The police have left now, and she is trying to make sense of things. Isabella's roommate Franny has left too. Going home to Seattle, she told Lucy as she was throwing some bags into a cab. The girl's apartment is still sealed off with tape. She can't even get in there, and she owns the place. Lucy can't imagine there is anything left that the cops haven't taken with them. Including Isabella's computer. It won't be long before they read Lucy's contribution to the whole affair.

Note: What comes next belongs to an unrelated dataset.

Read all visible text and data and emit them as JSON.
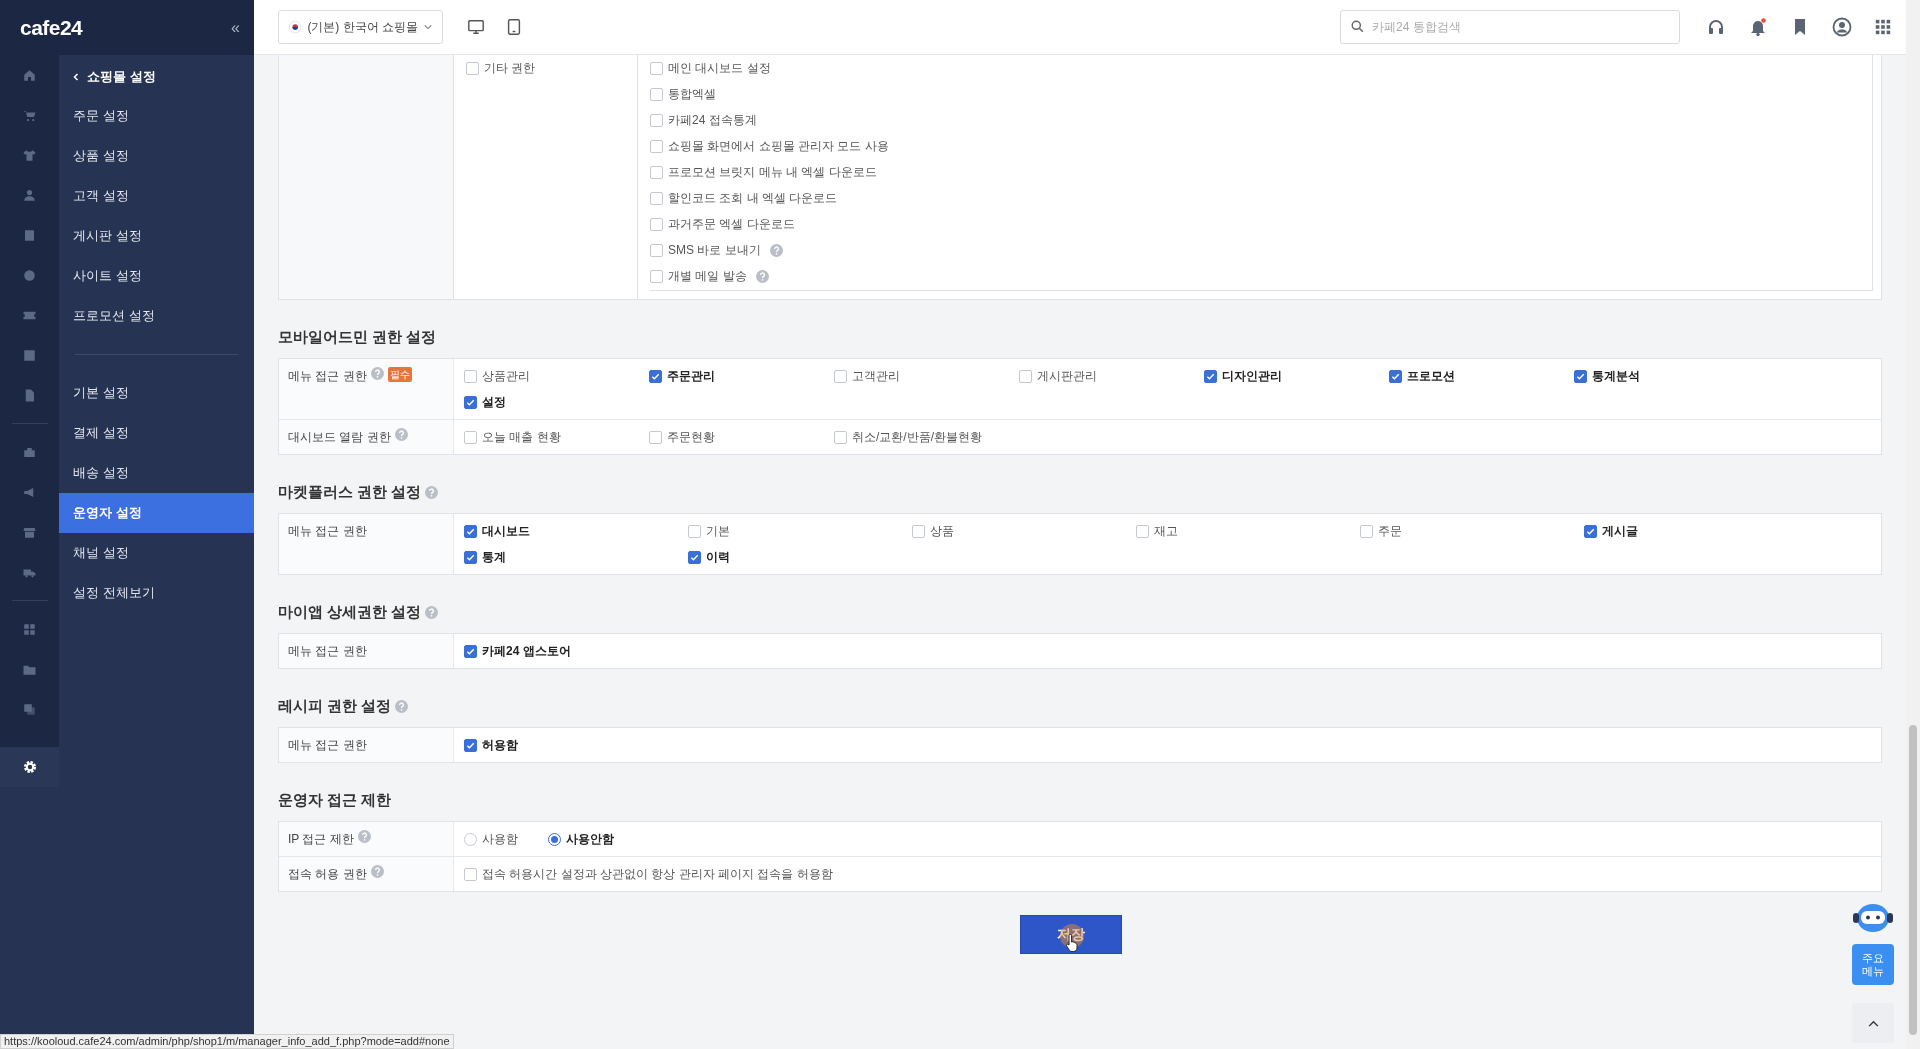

At least Lucy still has her computer. She scrolls through her newsfeeds. Everything is about Angelo. He is a big star now, under the big top of the media. Lucy clicks on a story that has a picture of her house in the background. She knows that if Angelo Lord wasn't tied to this, there wouldn't be a story at all. Just a missing girl. There would be the usual missing person alert notices, probably a bit more television coverage than usual because she is so cute. The news will feature a picture of a good-looking girl; she will likely get the spot at the top of the front page, above the masthead, where there is always room for a pretty face. She will be the pretty face behind the T.V. announcer's pretty face. At least Isabella has that going for her. Sucks if you are ugly, an immigrant, native American, or a dude.

There is a live feed being broadcast on the local news channel. Lucy clicks to enlarge the frame to full screen. The scene is outside the police station. The woman reporter, the same one who tried to get Lucy to speak to her, is talking. Lucy turns up the audio.

"... is still inside. We anticipate that a spokesperson from the Mountain View Police will be making a statement soon. Sarah, we imagine that they may announce that Mr. Lord has been arrested, and will make a statement as to which charges they will indict Mr. Lord."

The camera moves to the side to pick up the movement of three men, walking quickly past the reporter. They are dressed in suits, have briefcases and look important as they shove through the crowd of cameras, microphones, smartphones and raised arms.

"Excuse me, excuse me, are you here to represent Mr. Lord?" come the calls from the press, addressing the men who push their way to the police station doors.

Blonde Barbie turns back to face the camera, presumably operated by the man Lucy now knows personally as the Comic Book Dude. Barbie puts a finger in her ear and squints. That must be Sarah on the other end of her finger.

"Yes, Sarah, we believe that those men entering the station were more of Lord's team of lawyers. We know that the District Attorney has been meeting with police for the last hour, so, like I said, we anticipate a statement soon."

The feed cuts back to another pretty woman, this one a brunette with the same long hair as Blonde Barbie, at the anchor desk, her blouse cut low. And, sure enough, the image in the background is sweet little Isabella Measures. How is it that someone is in a town for little more than a week, and they have a library of photos to go through? The picture in the back shows a young-looking girl, sweet as all-American apple pie, as white as white can be. The photo is a posed headshot, maybe as a bridesmaid or in some other wholesome role.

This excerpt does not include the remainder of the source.